Speed: Is my engine nice and cool?
Engineer: Yes, your engine is cool.
Speed: Well good, because when I finish the race and get back to the pits and look at the data [voice building up to a cresendo] and Liuzzi’s engine is five degrees cooler than mine, somebody’s head is gonna roll!
Toro Rosso boss Gerhard Berger says he likes racing drivers to have this sort of attitude. Martin Brundle pointed out that there’s not really a lot that anybody can do about the engine temperature. Speed is by no means certain to retain his drive next year, but I hope he says around just for the pure comedy value.
It didn’t take long for the second blooper to emerge. How many Formula 1 starts has Giancarlo Fisichella made? 170. Surely he has the patience to wait for the lights to go out? In the end he compromised his start and had to take a drive-through penalty. Fisichella is bloody lucky he’s driving for Renault. Jean Todt was less than kind about him today.
Nico Rosberg got himself into a few scrapes over the weekend. He managed to hold up his team mate in qualifying as well as Rubens Barrichello, before going on to set a fast but scrappy lap. It sure looks great if you’re scraping along the wall, but anything more than that and you’ll find yourself slammed into said wall. I would say Rosberg was as lucky as he was fast. He didn’t endear himself to anybody with his optimistic battle with Montoya on lap 2. Rosberg is still a rookie, but in my eyes this is a world away from the Rosberg that set Bahrain alight.
Kimi Räikkönen doesn’t quite seem to be all there. I really think he could have won the race. Okay, the problems in the pitstops — with clutch and engine issues — were mostly to blame for Kimi’s downfall. But at one point in the first stint he was all over Alonso, and Martin Brundle was certain that Räikkönen would take the lead on the circuit. In the end it never happened. Whether that was the car or Kimi, I don’t know. But I think we all understand why he is going to be driving for either Ferrari or Renault next year. Two great qualifying performances in a row remind us that there is another young gun in Formula 1 who hasn’t had the opportunity that Alonso was handed on a silver plate.

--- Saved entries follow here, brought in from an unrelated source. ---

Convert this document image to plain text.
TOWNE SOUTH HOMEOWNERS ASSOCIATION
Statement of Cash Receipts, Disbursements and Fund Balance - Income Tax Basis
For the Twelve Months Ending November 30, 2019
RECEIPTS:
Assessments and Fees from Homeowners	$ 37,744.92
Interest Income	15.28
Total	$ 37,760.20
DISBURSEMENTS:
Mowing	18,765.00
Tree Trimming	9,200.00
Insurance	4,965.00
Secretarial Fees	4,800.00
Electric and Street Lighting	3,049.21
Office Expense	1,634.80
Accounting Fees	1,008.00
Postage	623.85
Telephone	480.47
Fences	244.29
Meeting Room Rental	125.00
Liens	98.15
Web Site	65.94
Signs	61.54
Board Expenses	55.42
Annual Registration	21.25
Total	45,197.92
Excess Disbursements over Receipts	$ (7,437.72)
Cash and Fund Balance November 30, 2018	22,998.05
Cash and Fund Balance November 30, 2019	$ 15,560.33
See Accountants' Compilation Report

Honda had another shocker. At the start of the season they almost looked in contention for race wins. Now they can count themselves lucky if they score a point. Where did it all go so wrong?

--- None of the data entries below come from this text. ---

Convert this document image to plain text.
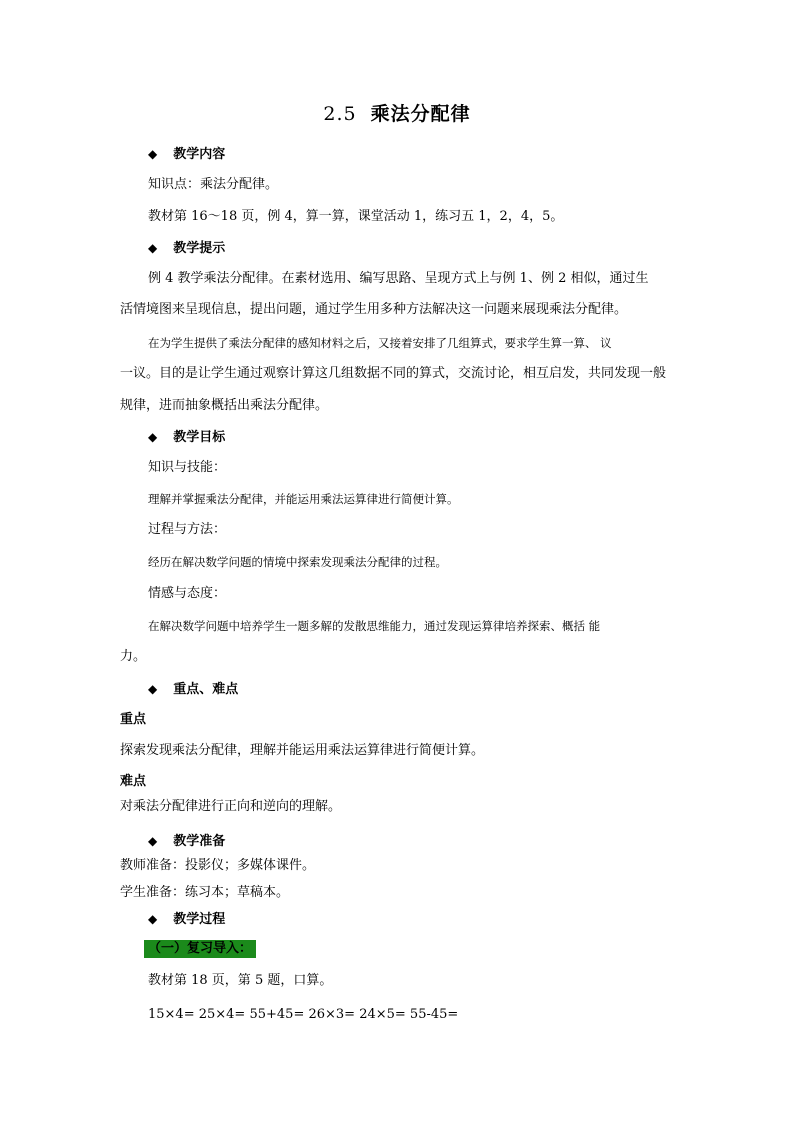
2.5 乘法分配律
◆ 教学内容
知识点：乘法分配律。
教材第 16～18 页，例 4，算一算，课堂活动 1，练习五 1，2，4，5。
◆ 教学提示
例 4 教学乘法分配律。在素材选用、编写思路、呈现方式上与例 1、例 2 相似，通过生
活情境图来呈现信息，提出问题，通过学生用多种方法解决这一问题来展现乘法分配律。
在为学生提供了乘法分配律的感知材料之后，又接着安排了几组算式，要求学生算一算、 议
一议。目的是让学生通过观察计算这几组数据不同的算式，交流讨论，相互启发，共同发现一般
规律，进而抽象概括出乘法分配律。
◆ 教学目标
知识与技能：
理解并掌握乘法分配律，并能运用乘法运算律进行简便计算。
过程与方法：
经历在解决数学问题的情境中探索发现乘法分配律的过程。
情感与态度：
在解决数学问题中培养学生一题多解的发散思维能力，通过发现运算律培养探索、概括 能
力。
◆ 重点、难点
重点
探索发现乘法分配律，理解并能运用乘法运算律进行简便计算。
难点
对乘法分配律进行正向和逆向的理解。
◆ 教学准备
教师准备：投影仪；多媒体课件。
学生准备：练习本；草稿本。
◆ 教学过程
（一）复习导入：
教材第 18 页，第 5 题，口算。
15×4= 25×4= 55+45= 26×3= 24×5= 55-45=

Perhaps the stupidest thing that happened yesterday was Ralf Schumacher carrying on and on with a car that was clearly sick. He was never going to score a point, and his only purpose yesterday was to act as a mobile chicane. On a narrow, twisty circuit like Montreal, and with the additional marble problems, that was surely too dangerous. On one of Ralf Schumacher’s first slow laps I saw a marshall waving a white flag. That means that the marshall felt that the car was going dangrously slowly.
Surely he was going to tour to the pits and retire? Nope. He would go on to be dangerously slow until his 58th lap. Why Toyota didn’t call him in I don’t understand. And why the stewards didn’t call him in I don’t understand. Is this not the sort of thing that the black flag with an orange circle was invented for? Ridiculous all round.
Ralf Schumacher caused Jacques Villeneuve to go straight ahead into the wall after he got on to the marbles. This brought out the safety car towards the end of the race, ensuring that the cars were bunched together towards the end of the race — plenty of opportunity for last-minute overtaking, especially with drivers getting caught out on the marbles at the hairpin.
Räikkönen lost second place to Michael Schumacher with just two laps to go, finally bringing to an end a weekend which just an hour or so ago had looked so promising. But Jenson Button must have felt even worse after being passed by David Coulthard down the straight with just a few laps to go. Coulthard had looked snookered. A torrid qualifying session followed by an engine change meant that he started from the very back of the grid. That is possibly the hardest he’s ever worked for a single point. The heroic drive is a reminder that there is still life in old greybeard.